When considering nonlinearity, subtlety and surprises are of the essence. This is true in physics, as it is in psychology, history, or politics.
And the morality in all this? The USA has played god. The European Union made a honest to goodness effort to reduce CO2 emission, while the USA, paying lip service to the opposite of what it was doing went right ahead, with its factory, the Plutocratic Republic of China, to use and abuse fossil fuels as never before.
So now what? Is god still American, as usual? At first it seems so: the USA started to frack massively and massive amounts of fossil fuels were extracted from the USA’s generous soil. When American companies tried the same in Poland, it failed: the underground god (Pluto?) did not cooperate: Polish soil is adverse to fracking.
Here comes the punchline: sea level has been rising fast along the Eastern seashore of the USA. Actually, three to four times faster than the world average.
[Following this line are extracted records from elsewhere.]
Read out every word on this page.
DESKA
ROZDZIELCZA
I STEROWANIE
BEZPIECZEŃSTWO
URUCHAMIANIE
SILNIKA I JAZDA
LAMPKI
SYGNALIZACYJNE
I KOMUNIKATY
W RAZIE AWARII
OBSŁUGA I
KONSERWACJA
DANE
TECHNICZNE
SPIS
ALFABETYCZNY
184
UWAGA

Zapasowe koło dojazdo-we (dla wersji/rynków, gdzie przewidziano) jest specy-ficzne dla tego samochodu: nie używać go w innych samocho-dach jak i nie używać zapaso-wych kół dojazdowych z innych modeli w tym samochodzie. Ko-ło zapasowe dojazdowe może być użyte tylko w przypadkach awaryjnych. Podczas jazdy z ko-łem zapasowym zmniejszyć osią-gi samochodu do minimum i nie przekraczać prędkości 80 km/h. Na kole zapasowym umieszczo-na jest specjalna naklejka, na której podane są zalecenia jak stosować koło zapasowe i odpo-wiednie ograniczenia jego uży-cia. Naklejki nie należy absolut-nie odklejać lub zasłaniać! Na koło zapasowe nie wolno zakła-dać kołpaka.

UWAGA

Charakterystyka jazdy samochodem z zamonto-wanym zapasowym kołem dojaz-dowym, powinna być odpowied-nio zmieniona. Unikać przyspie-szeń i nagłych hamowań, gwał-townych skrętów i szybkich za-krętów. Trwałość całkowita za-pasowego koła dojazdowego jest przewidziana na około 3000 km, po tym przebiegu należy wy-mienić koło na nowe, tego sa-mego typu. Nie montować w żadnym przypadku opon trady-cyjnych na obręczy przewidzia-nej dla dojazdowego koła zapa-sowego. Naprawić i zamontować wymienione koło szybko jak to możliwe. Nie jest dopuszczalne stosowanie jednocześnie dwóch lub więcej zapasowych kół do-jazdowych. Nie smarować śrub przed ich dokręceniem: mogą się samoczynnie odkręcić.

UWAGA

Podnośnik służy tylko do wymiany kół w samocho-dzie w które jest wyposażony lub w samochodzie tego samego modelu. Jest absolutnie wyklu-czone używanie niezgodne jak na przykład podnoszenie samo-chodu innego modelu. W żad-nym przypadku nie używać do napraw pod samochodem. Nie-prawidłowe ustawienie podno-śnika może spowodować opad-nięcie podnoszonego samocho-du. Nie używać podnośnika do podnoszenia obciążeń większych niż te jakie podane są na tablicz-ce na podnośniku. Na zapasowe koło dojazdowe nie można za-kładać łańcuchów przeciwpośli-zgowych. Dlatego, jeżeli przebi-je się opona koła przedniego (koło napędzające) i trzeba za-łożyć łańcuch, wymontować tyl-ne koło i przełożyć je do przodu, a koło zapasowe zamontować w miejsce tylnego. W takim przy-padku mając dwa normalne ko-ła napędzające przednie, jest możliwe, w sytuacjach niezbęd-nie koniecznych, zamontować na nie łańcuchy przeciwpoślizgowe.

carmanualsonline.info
That’s more than one centimeter per year.
Why? Imagine a traffic jam. Or rather a crash ahead: things come to a halt, cars, water piles up behind. Maybe the Washington politicians will soon have to learn to swim, and not just against the tide of world public opinion.
The USA is going to be punished with its own instruments. Meanwhile 20 countries formed the V20, a group of twenty countries whose existence is immediately threatened by global warming, although they caused it not.
A Two Degree Celsius rise of temperature is indeed way too much: nonlinearity is upon us. Evil is always nonlinear.
Footnote: The Les referred to is Les Powells, the yachtsman who sailed solo three times around the world. He and I became good friends when we met up at Larnaca Marina in Cyprus.